À ces paroles, il me quitta ; et le soir, à l’heure du souper, il revint accompagné seulement de six auteurs, qu’il me présenta l’un après l’autre en me faisant leur éloge. À l’entendre, ces beaux esprits surpassaient ceux de la Grèce et de l’Italie ; et leurs ouvrages, disait-il, méritaient d’être imprimés en lettres d’or. Je reçus ces messieurs très poliment. J’affectai même de les combler d’honnêtetés ; car la nation des auteurs est un peu vaine et glorieuse. Quoique je n’eusse pas recommandé à Scipion d’avoir soin que l’abondance régnât dans ce repas, comme il savait quelle sorte de gens je devais ce jour-là régaler, il avait fait renforcer les services.

Enfin, nous nous mîmes à table fort gaiement. Mes poètes commencèrent à s’entretenir d’eux-mêmes et à se louer. Celui-ci, d’un air fier, citait les grands seigneurs et les femmes de qualité dont sa muse faisait les délices. Celui-là, blâmant le choix qu’une académie de gens de lettres venait de faire de deux sujets, disait modestement que c’était lui qu’elle aurait dû choisir.
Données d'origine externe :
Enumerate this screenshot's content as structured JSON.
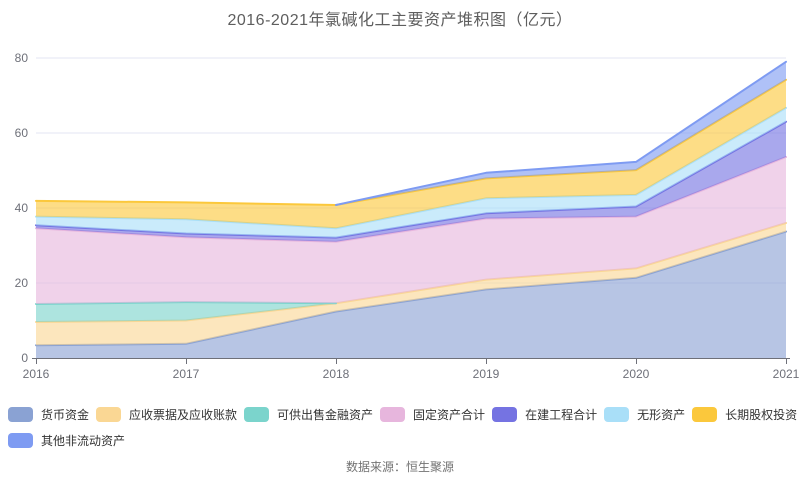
{
  "title": "2016-2021年氯碱化工主要资产堆积图（亿元）",
  "source": "数据来源：恒生聚源",
  "colors": {
    "axis": "#6E7079",
    "grid": "#E3E6F3",
    "tick_label": "#6E7079",
    "title_text": "#5e5e5e",
    "legend_text": "#333333",
    "source_text": "#737373"
  },
  "chart_data": {
    "type": "area",
    "stacked": true,
    "title": "2016-2021年氯碱化工主要资产堆积图（亿元）",
    "x": [
      2016,
      2017,
      2018,
      2019,
      2020,
      2021
    ],
    "xlabel": "",
    "ylabel": "",
    "ylim": [
      0,
      80
    ],
    "yticks": [
      0,
      20,
      40,
      60,
      80
    ],
    "grid": true,
    "legend_position": "bottom",
    "area_opacity": 0.62,
    "series": [
      {
        "name": "货币资金",
        "color": "#8AA2D3",
        "values": [
          3.4,
          3.8,
          12.4,
          18.3,
          21.4,
          33.7
        ]
      },
      {
        "name": "应收票据及应收账款",
        "color": "#FAD794",
        "values": [
          6.2,
          6.2,
          2.2,
          2.6,
          2.5,
          2.3
        ]
      },
      {
        "name": "可供出售金融资产",
        "color": "#7BD4CC",
        "values": [
          4.8,
          4.9,
          0,
          0,
          0,
          0
        ]
      },
      {
        "name": "固定资产合计",
        "color": "#E7B6DD",
        "values": [
          20.2,
          17.3,
          16.4,
          16.3,
          13.8,
          17.6
        ]
      },
      {
        "name": "在建工程合计",
        "color": "#7573E2",
        "values": [
          0.8,
          1.0,
          1.1,
          1.4,
          2.7,
          9.4
        ]
      },
      {
        "name": "无形资产",
        "color": "#A9DFF8",
        "values": [
          2.3,
          3.8,
          2.5,
          4.0,
          3.1,
          3.7
        ]
      },
      {
        "name": "长期股权投资",
        "color": "#FBC83C",
        "values": [
          4.2,
          4.5,
          6.2,
          5.3,
          6.6,
          7.5
        ]
      },
      {
        "name": "其他非流动资产",
        "color": "#7E9BF2",
        "values": [
          0,
          0,
          0,
          1.5,
          2.2,
          4.8
        ]
      }
    ],
    "legend_rows": [
      [
        0,
        1,
        2,
        3,
        4,
        5,
        6
      ],
      [
        7
      ]
    ]
  }
}
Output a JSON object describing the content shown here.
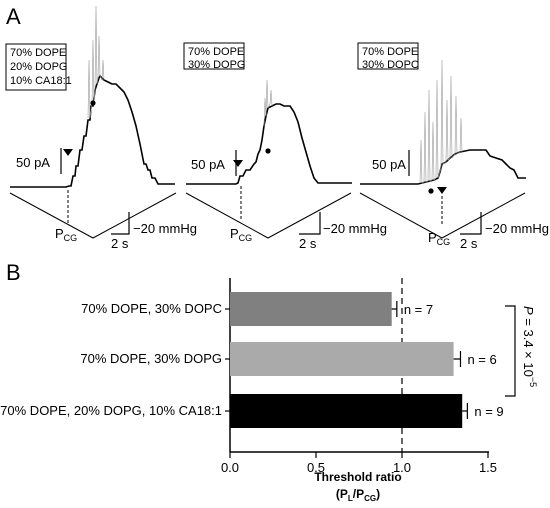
{
  "panel_a": {
    "letter": "A",
    "current_scale": "50 pA",
    "time_scale": "2 s",
    "pressure_scale": "−20 mmHg",
    "threshold_marker": "P",
    "threshold_marker_sub": "CG",
    "traces": [
      {
        "lines": [
          "70% DOPE",
          "20% DOPG",
          "10% CA18:1"
        ]
      },
      {
        "lines": [
          "70% DOPE",
          "30% DOPG"
        ]
      },
      {
        "lines": [
          "70% DOPE",
          "30% DOPC"
        ]
      }
    ]
  },
  "panel_b": {
    "letter": "B"
  },
  "significance": {
    "prefix": "P",
    "text": " = 3.4 × 10",
    "exponent": "−5"
  },
  "chart_data": {
    "type": "bar",
    "orientation": "horizontal",
    "categories": [
      "70% DOPE, 30% DOPC",
      "70% DOPE, 30% DOPG",
      "70% DOPE, 20% DOPG, 10% CA18:1"
    ],
    "values": [
      0.94,
      1.3,
      1.35
    ],
    "errors": [
      0.03,
      0.04,
      0.03
    ],
    "n_labels": [
      "n = 7",
      "n = 6",
      "n = 9"
    ],
    "colors": [
      "#808080",
      "#aaaaaa",
      "#000000"
    ],
    "xlabel": "Threshold ratio",
    "xlabel_sub": "(P",
    "xlabel_sub_L": "L",
    "xlabel_sub_mid": "/P",
    "xlabel_sub_CG": "CG",
    "xlabel_sub_end": ")",
    "xlim": [
      0.0,
      1.5
    ],
    "xticks": [
      "0.0",
      "0.5",
      "1.0",
      "1.5"
    ],
    "reference_line": 1.0
  }
}
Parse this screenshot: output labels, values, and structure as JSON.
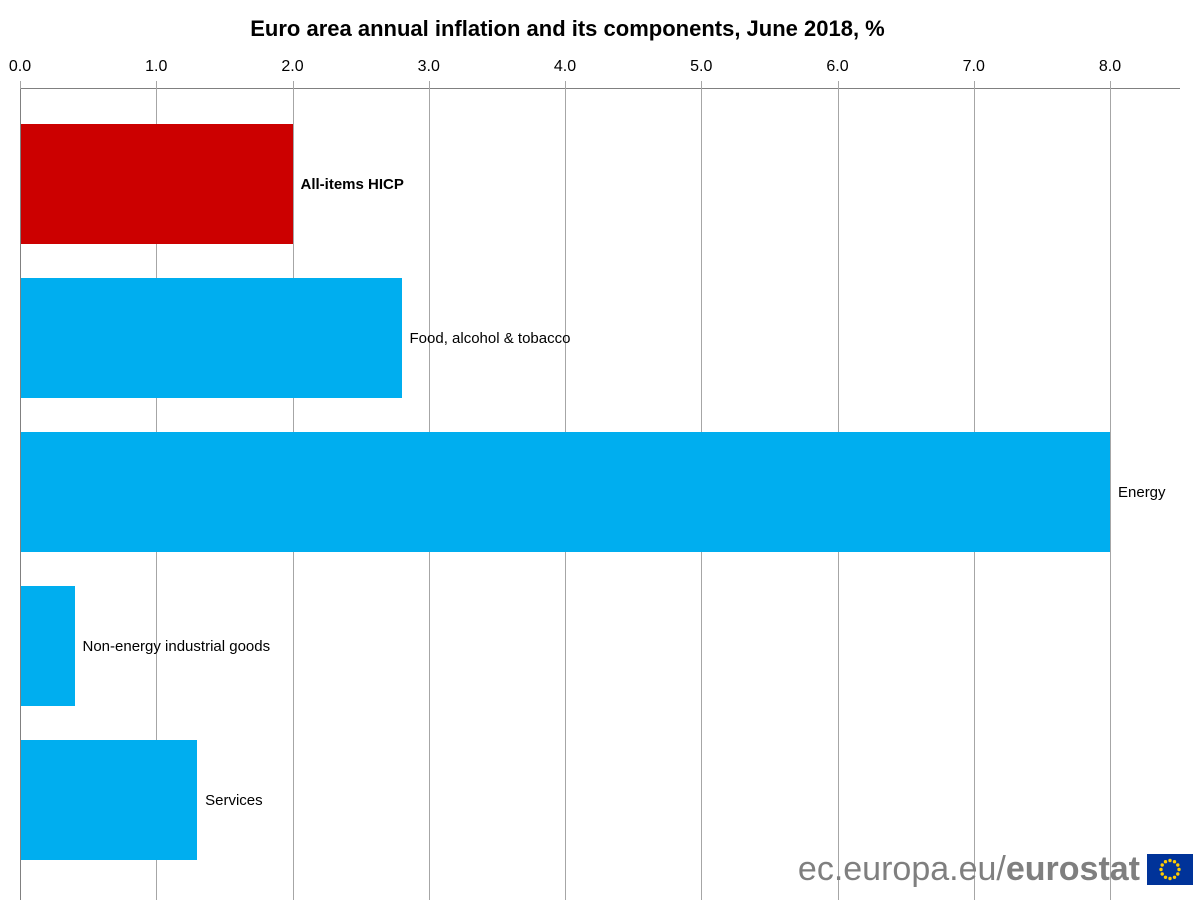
{
  "title": "Euro area annual inflation and its components, June 2018, %",
  "chart_data": {
    "type": "bar",
    "orientation": "horizontal",
    "title": "Euro area annual inflation and its components, June 2018, %",
    "categories": [
      "All-items HICP",
      "Food, alcohol & tobacco",
      "Energy",
      "Non-energy industrial goods",
      "Services"
    ],
    "values": [
      2.0,
      2.8,
      8.0,
      0.4,
      1.3
    ],
    "bar_colors": [
      "#cc0000",
      "#00aeef",
      "#00aeef",
      "#00aeef",
      "#00aeef"
    ],
    "label_bold": [
      true,
      false,
      false,
      false,
      false
    ],
    "x_ticks": [
      "0.0",
      "1.0",
      "2.0",
      "3.0",
      "4.0",
      "5.0",
      "6.0",
      "7.0",
      "8.0"
    ],
    "x_tick_values": [
      0,
      1,
      2,
      3,
      4,
      5,
      6,
      7,
      8
    ],
    "xlim": [
      0,
      8.5
    ],
    "axis_position": "top",
    "grid": true,
    "legend": false,
    "colors": {
      "highlight": "#cc0000",
      "series": "#00aeef",
      "grid": "#a6a6a6",
      "axis": "#808080",
      "text": "#000000"
    }
  },
  "footer": {
    "url_regular": "ec.europa.eu/",
    "url_bold": "eurostat",
    "flag_colors": {
      "background": "#003399",
      "stars": "#ffcc00"
    }
  }
}
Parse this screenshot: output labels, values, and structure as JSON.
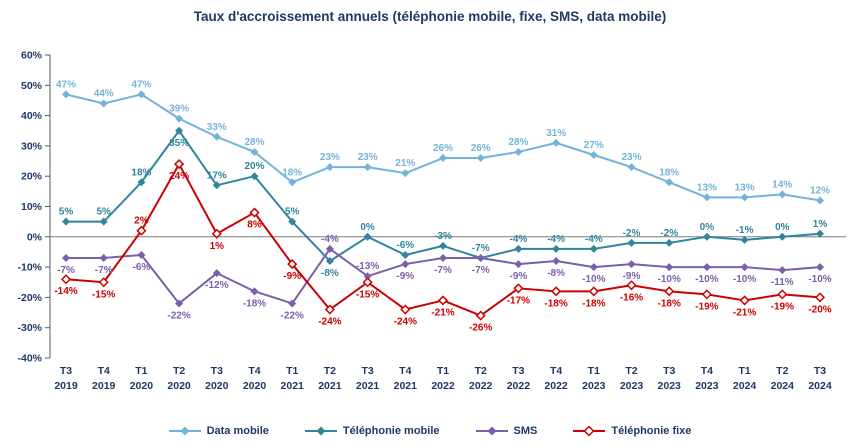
{
  "title": "Taux d'accroissement annuels (téléphonie mobile, fixe, SMS, data mobile)",
  "colors": {
    "title_text": "#1F3864",
    "axis_text": "#1F3864",
    "axis_line": "#595959"
  },
  "chart_data": {
    "type": "line",
    "title": "Taux d'accroissement annuels (téléphonie mobile, fixe, SMS, data mobile)",
    "xlabel": "",
    "ylabel": "",
    "ylim": [
      -40,
      60
    ],
    "ytick_step": 10,
    "yticks": [
      "60%",
      "50%",
      "40%",
      "30%",
      "20%",
      "10%",
      "0%",
      "-10%",
      "-20%",
      "-30%",
      "-40%"
    ],
    "grid": false,
    "legend_position": "bottom",
    "categories": [
      {
        "q": "T3",
        "year": "2019"
      },
      {
        "q": "T4",
        "year": "2019"
      },
      {
        "q": "T1",
        "year": "2020"
      },
      {
        "q": "T2",
        "year": "2020"
      },
      {
        "q": "T3",
        "year": "2020"
      },
      {
        "q": "T4",
        "year": "2020"
      },
      {
        "q": "T1",
        "year": "2021"
      },
      {
        "q": "T2",
        "year": "2021"
      },
      {
        "q": "T3",
        "year": "2021"
      },
      {
        "q": "T4",
        "year": "2021"
      },
      {
        "q": "T1",
        "year": "2022"
      },
      {
        "q": "T2",
        "year": "2022"
      },
      {
        "q": "T3",
        "year": "2022"
      },
      {
        "q": "T4",
        "year": "2022"
      },
      {
        "q": "T1",
        "year": "2023"
      },
      {
        "q": "T2",
        "year": "2023"
      },
      {
        "q": "T3",
        "year": "2023"
      },
      {
        "q": "T4",
        "year": "2023"
      },
      {
        "q": "T1",
        "year": "2024"
      },
      {
        "q": "T2",
        "year": "2024"
      },
      {
        "q": "T3",
        "year": "2024"
      }
    ],
    "series": [
      {
        "name": "Data mobile",
        "color": "#74B3D8",
        "marker": "diamond",
        "values": [
          47,
          44,
          47,
          39,
          33,
          28,
          18,
          23,
          23,
          21,
          26,
          26,
          28,
          31,
          27,
          23,
          18,
          13,
          13,
          14,
          12
        ]
      },
      {
        "name": "Téléphonie mobile",
        "color": "#31859C",
        "marker": "diamond",
        "values": [
          5,
          5,
          18,
          35,
          17,
          20,
          5,
          -8,
          0,
          -6,
          -3,
          -7,
          -4,
          -4,
          -4,
          -2,
          -2,
          0,
          -1,
          0,
          1
        ]
      },
      {
        "name": "SMS",
        "color": "#7B5FA9",
        "marker": "diamond",
        "values": [
          -7,
          -7,
          -6,
          -22,
          -12,
          -18,
          -22,
          -4,
          -13,
          -9,
          -7,
          -7,
          -9,
          -8,
          -10,
          -9,
          -10,
          -10,
          -10,
          -11,
          -10
        ]
      },
      {
        "name": "Téléphonie fixe",
        "color": "#CC0000",
        "marker": "hollow-diamond",
        "values": [
          -14,
          -15,
          2,
          24,
          1,
          8,
          -9,
          -24,
          -15,
          -24,
          -21,
          -26,
          -17,
          -18,
          -18,
          -16,
          -18,
          -19,
          -21,
          -19,
          -20
        ]
      }
    ]
  }
}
Il n’y avait pas moins de présomption dans les discours des autres. Au milieu du souper, les voilà qui m’assassinent de vers et de prose. Ils se mettent à réciter à la ronde chacun un morceau de ses écrits. L’un débite un sonnet, l’autre déclame une scène tragique, et un autre lit la critique d’une comédie. Un quatrième voulant à son tour faire la lecture d’une ode d’Anacréon, traduite en mauvais vers espagnols, est interrompu par un de ses confrères qui lui dit qu’il s’est servi d’un terme impropre. L’auteur de la traduction n’en convient nullement ; de là naît une dispute dans laquelle tous les beaux esprits prennent parti. Les opinions sont partagées, les disputeurs s’échauffent ; ils en viennent aux invectives : passe encore pour cela ; mais ces furieux se lèvent de table et se battent à coups de poing. Fabrice, Scipion, mon cocher, mes laquais et moi, nous n’eûmes pas peu de peine à leur faire lâcher prise. Lorsqu’ils se virent séparés, ils sortirent de ma maison comme d’un cabaret, sans me faire la moindre excuse de leur impolitesse.

Nunez, sur la parole de qui je m’étais fait de ce repas une idée agréable, demeura fort étourdi de cette aventure. Hé bien ! lui dis-je, notre ami, me vanterez-vous encore vos convives ? Par ma foi, vous m’avez amené là de vilaines gens ! Je m’en tiens à mes commis, ne me parlez plus d’auteurs. Je n’ai garde, me répondit-il, de t’en présenter d’autres ; tu viens de voir les plus raisonnables[4].



  1. Notaire ou greffier.
  2. Célèbre orateur romain qui se tua, dans un accès de fièvre chaude, l’an de Rome 780.
  3. Les vers obscurs que chantaient les prêtres saliens dans leurs processions avaient été composés par Numa. (Note de Le Sage.)
  4. Il est à remarquer que Le Sage ne traite guère mieux les auteurs que les comédiens, dont il fait une satire si amère. S’il a voulu peindre les auteurs de son temps, on se demande où il a pris ses modèles.